Carbimazole (1-carbethoxy-3-methyl-2-thioimidazole) is a thioamide that is used for the treatment of hyperthyroidism (not available in the United States). Hemocytopenias caused by this drug are regarded as rare events and are usually attributed to bone marrow suppression.18 Carbimazole has been implicated in drug-induced immune hemolytic anemia, but so far immune thrombocytopenia caused by this drug has not been observed.19
In this study, we identified DDAbs against PECAM-1 in the sera from 5 patients with drug-dependent thrombocytopenia resulting from treatment with carbimazole. Furthermore, we have characterized the target molecules in quinidine-induced immune thrombocytopenia.
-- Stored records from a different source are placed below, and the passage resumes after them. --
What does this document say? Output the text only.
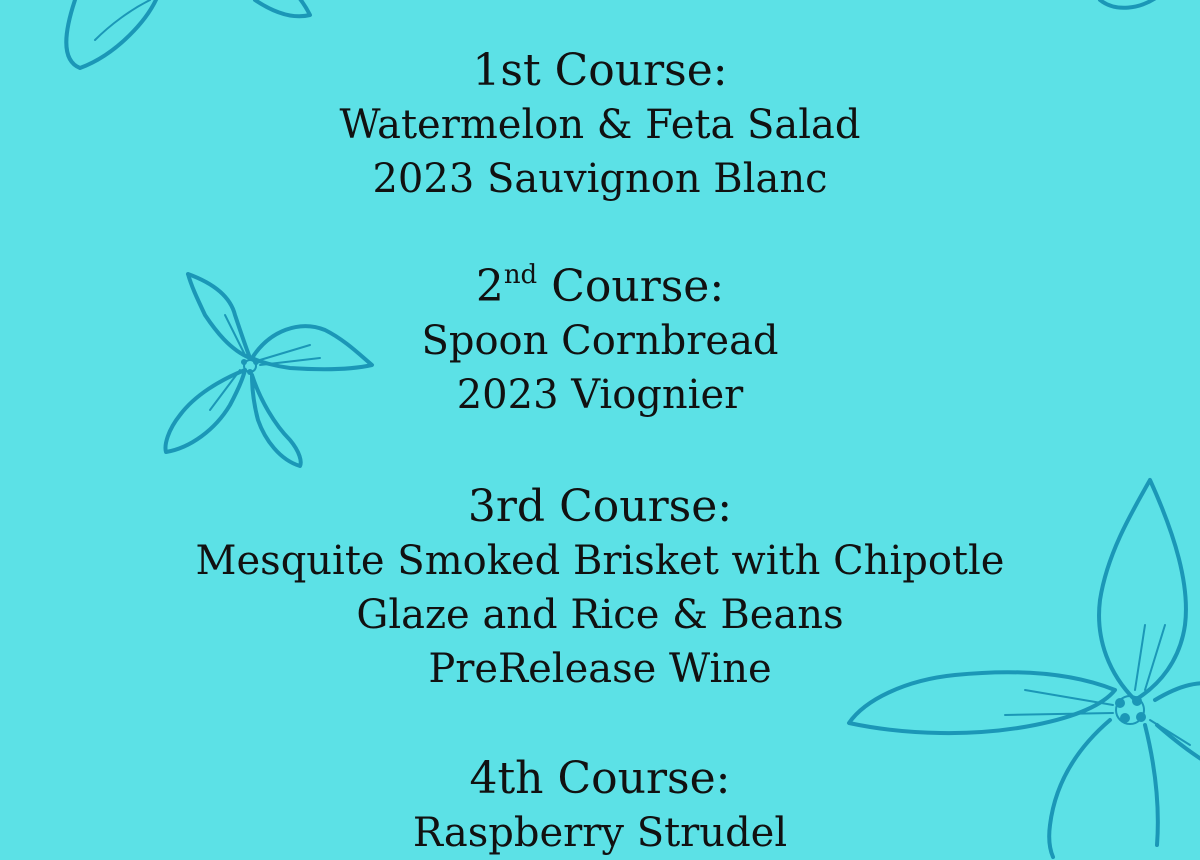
1st Course:

Watermelon & Feta Salad

2023 Sauvignon Blanc

2nd Course:

Spoon Cornbread

2023 Viognier

3rd Course:

Mesquite Smoked Brisket with Chipotle

Glaze and Rice & Beans

PreRelease Wine

4th Course:

Raspberry Strudel
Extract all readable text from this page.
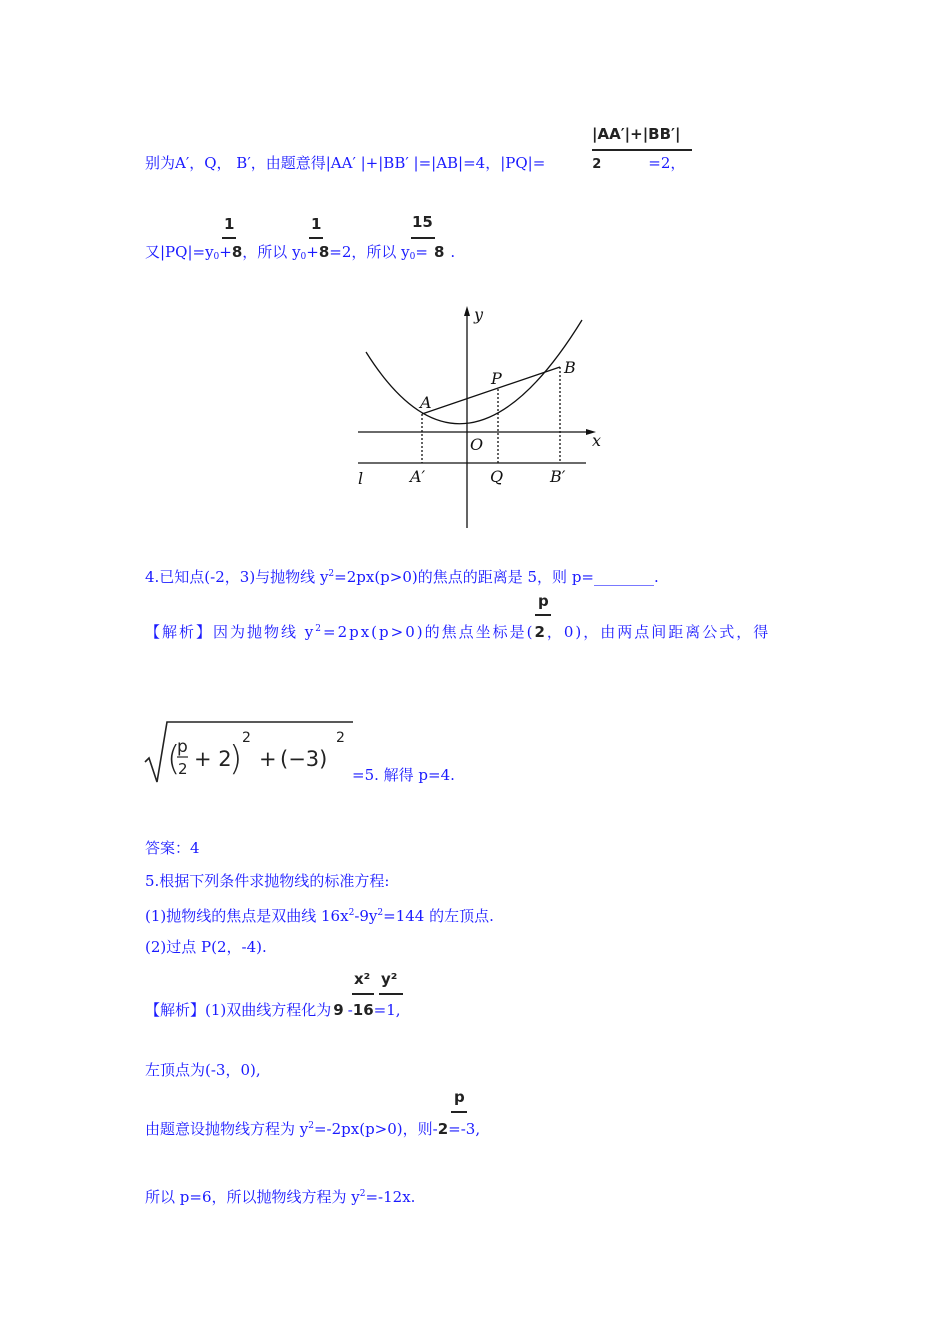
|AA′|+|BB′|
别为A′，Q， B′，由题意得|AA′ |+|BB′ |=|AB|=4，|PQ|=	2	=2，
1	1	15
又$|PQ|=y_0+8$，所以 $y_0+8=2$，所以 $y_0= 8$ .
y
x
A
B
P
O
l	A′	Q	B′
4.已知点(-2，3)与抛物线 $y^2=2px(p>0)$的焦点的距离是 5，则 p=________.
p
【解析】因为抛物线 $y^2=2px(p>0)$的焦点坐标是(2，0)，由两点间距离公式，得
(
p
2 + 2
)
2
+ (−3)
2
=5. 解得 p=4.
答案：4
5.根据下列条件求抛物线的标准方程:
(1)抛物线的焦点是双曲线 $16x^2-9y^2=144$ 的左顶点.
(2)过点 P(2，-4).
x² y²
【解析】(1)双曲线方程化为 9 -16=1,
左顶点为(-3，0),
p
由题意设抛物线方程为 $y^2=-2px(p>0)$，则-2=-3,
所以 p=6，所以抛物线方程为 $y^2=-12x$.
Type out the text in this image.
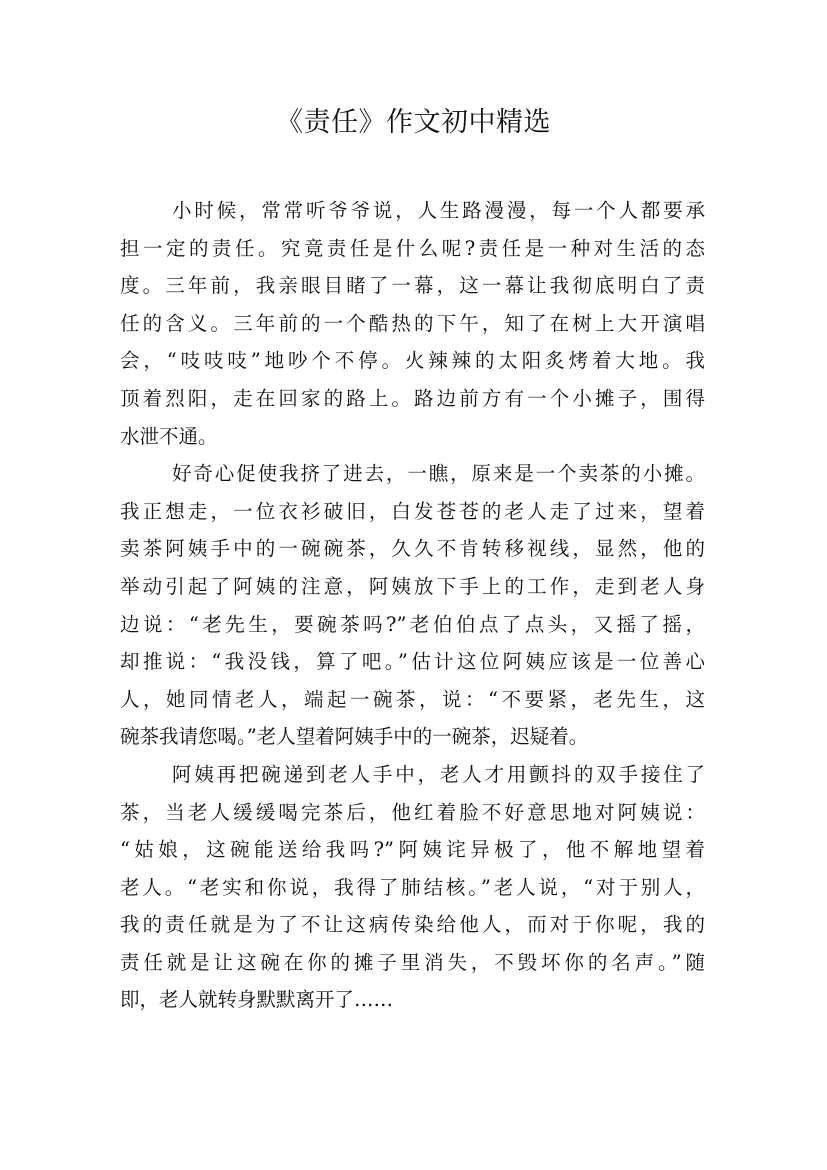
《责任》作文初中精选
小时候，常常听爷爷说，人生路漫漫，每一个人都要承
担一定的责任。究竟责任是什么呢?责任是一种对生活的态
度。三年前，我亲眼目睹了一幕，这一幕让我彻底明白了责
任的含义。三年前的一个酷热的下午，知了在树上大开演唱
会，“吱吱吱”地吵个不停。火辣辣的太阳炙烤着大地。我
顶着烈阳，走在回家的路上。路边前方有一个小摊子，围得
水泄不通。
好奇心促使我挤了进去，一瞧，原来是一个卖茶的小摊。
我正想走，一位衣衫破旧，白发苍苍的老人走了过来，望着
卖茶阿姨手中的一碗碗茶，久久不肯转移视线，显然，他的
举动引起了阿姨的注意，阿姨放下手上的工作，走到老人身
边说：“老先生，要碗茶吗?”老伯伯点了点头，又摇了摇，
却推说：“我没钱，算了吧。”估计这位阿姨应该是一位善心
人，她同情老人，端起一碗茶，说：“不要紧，老先生，这
碗茶我请您喝。”老人望着阿姨手中的一碗茶，迟疑着。
阿姨再把碗递到老人手中，老人才用颤抖的双手接住了
茶，当老人缓缓喝完茶后，他红着脸不好意思地对阿姨说：
“姑娘，这碗能送给我吗?”阿姨诧异极了，他不解地望着
老人。“老实和你说，我得了肺结核。”老人说，“对于别人，
我的责任就是为了不让这病传染给他人，而对于你呢，我的
责任就是让这碗在你的摊子里消失，不毁坏你的名声。”随
即，老人就转身默默离开了……
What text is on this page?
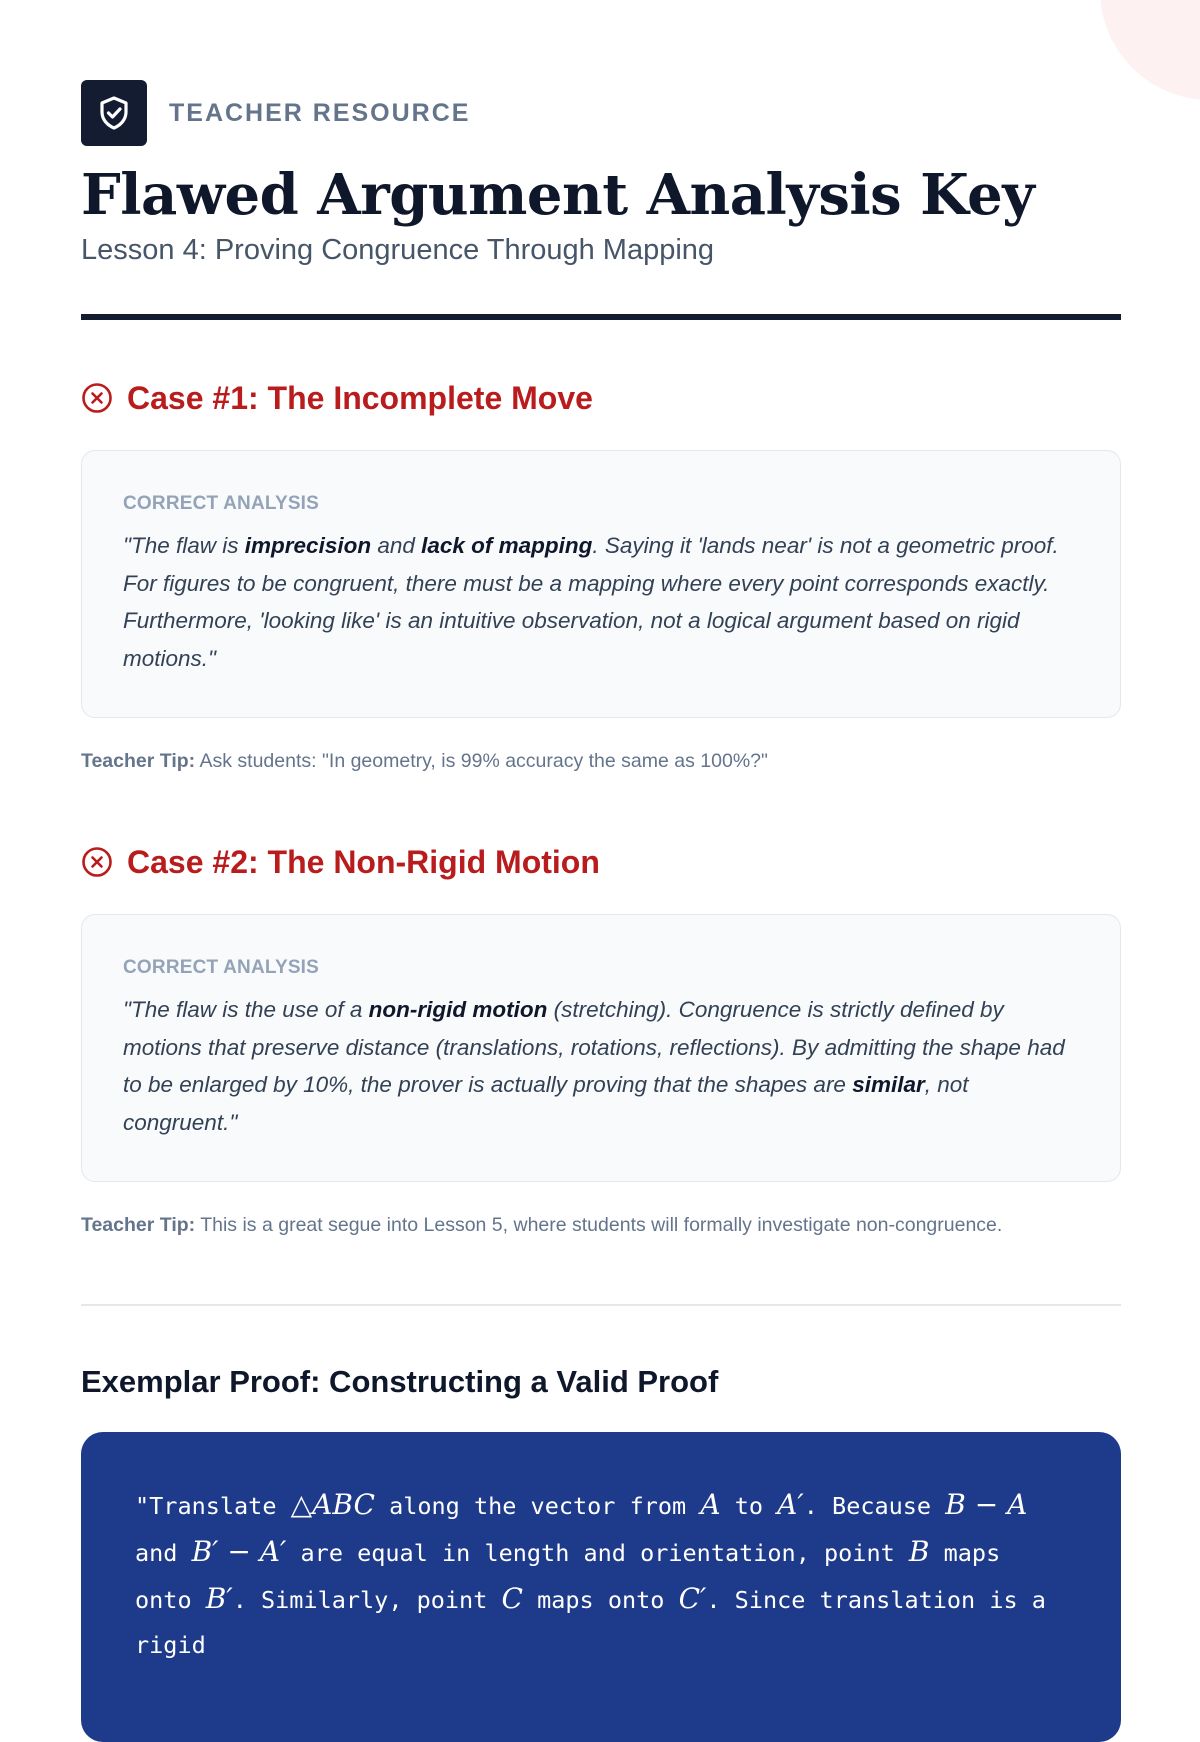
TEACHER RESOURCE
Flawed Argument Analysis Key
Lesson 4: Proving Congruence Through Mapping
Case #1: The Incomplete Move
CORRECT ANALYSIS
"The flaw is imprecision and lack of mapping. Saying it 'lands near' is not a geometric proof. For figures to be congruent, there must be a mapping where every point corresponds exactly. Furthermore, 'looking like' is an intuitive observation, not a logical argument based on rigid motions."
Teacher Tip: Ask students: "In geometry, is 99% accuracy the same as 100%?"
Case #2: The Non-Rigid Motion
CORRECT ANALYSIS
"The flaw is the use of a non-rigid motion (stretching). Congruence is strictly defined by motions that preserve distance (translations, rotations, reflections). By admitting the shape had to be enlarged by 10%, the prover is actually proving that the shapes are similar, not congruent."
Teacher Tip: This is a great segue into Lesson 5, where students will formally investigate non-congruence.
Exemplar Proof: Constructing a Valid Proof
"Translate △ABC along the vector from A to A′. Because B − A and B′ − A′ are equal in length and orientation, point B maps onto B′. Similarly, point C maps onto C′. Since translation is a rigid
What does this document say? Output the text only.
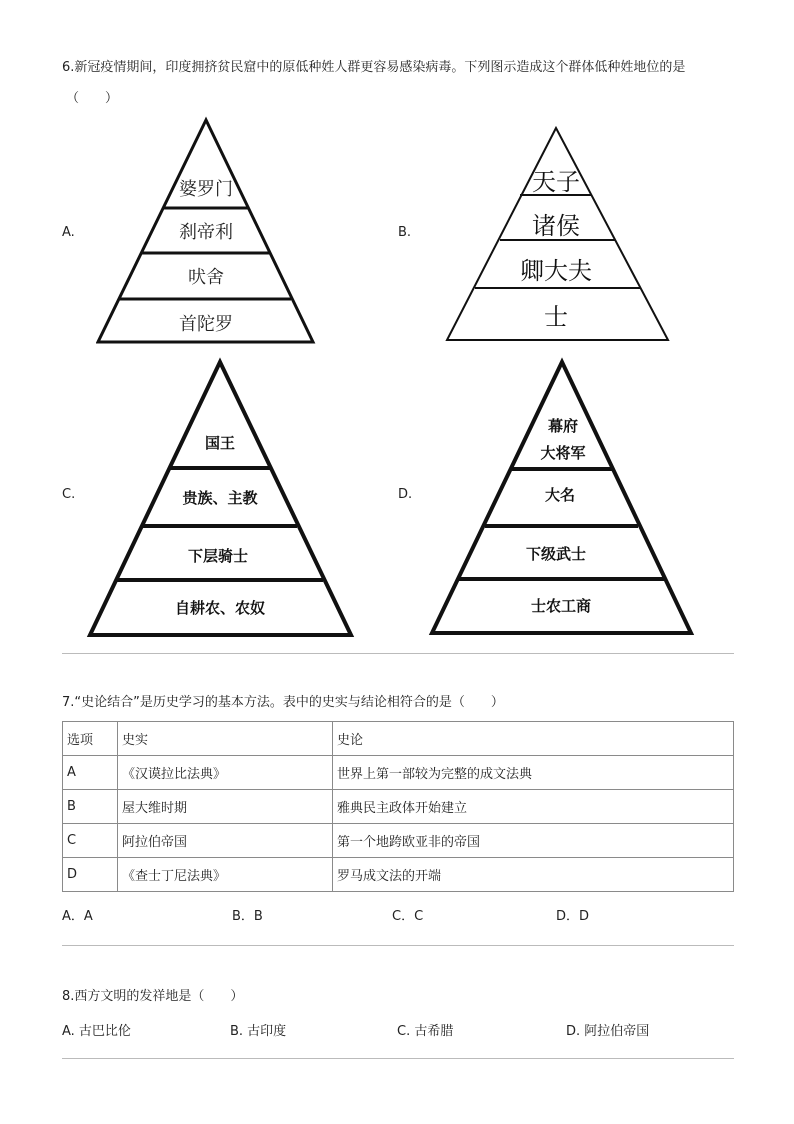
6.新冠疫情期间，印度拥挤贫民窟中的原低种姓人群更容易感染病毒。下列图示造成这个群体低种姓地位的是
（　　）
A.	B.
C.	D.
婆罗门
刹帝利
吠舍
首陀罗
天子
诸侯
卿大夫
士
国王
贵族、主教
下层骑士
自耕农、农奴
幕府
大将军
大名
下级武士
士农工商
7.“史论结合”是历史学习的基本方法。表中的史实与结论相符合的是（　　）
选项	史实	史论
A	《汉谟拉比法典》	世界上第一部较为完整的成文法典
B	屋大维时期	雅典民主政体开始建立
C	阿拉伯帝国	第一个地跨欧亚非的帝国
D	《查士丁尼法典》	罗马成文法的开端
A．A	B．B	C．C	D．D
8.西方文明的发祥地是（　　）
A. 古巴比伦	B. 古印度	C. 古希腊	D. 阿拉伯帝国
Patients, materials, and methods
Case reports
Patient 1 was a 69-year-old woman with severe mitral valve insufficiency and multiple cerebral infarctions. She was admitted to the hospital because of a fracture of her right femur that could not be surgically treated because of her cardiac problems. Because of pronounced hyperthyroidism, she received carbimazole. Heparin was given to avoid thrombosis. During the following days, the platelet count fell from 109 × 109/L to 59 × 109/L. Because DITP was suspected, carbimazole was stopped and the drug replaced by propylthiouracil. A serum sample was analyzed for DDAbs. Heparin-induced thrombocytopenia was excluded by heparin-induced platelet activation assay. A few days later, the patient developed urinary tract infection that led to urosepsis. After 10 days, she died probably of a new cerebral infarction.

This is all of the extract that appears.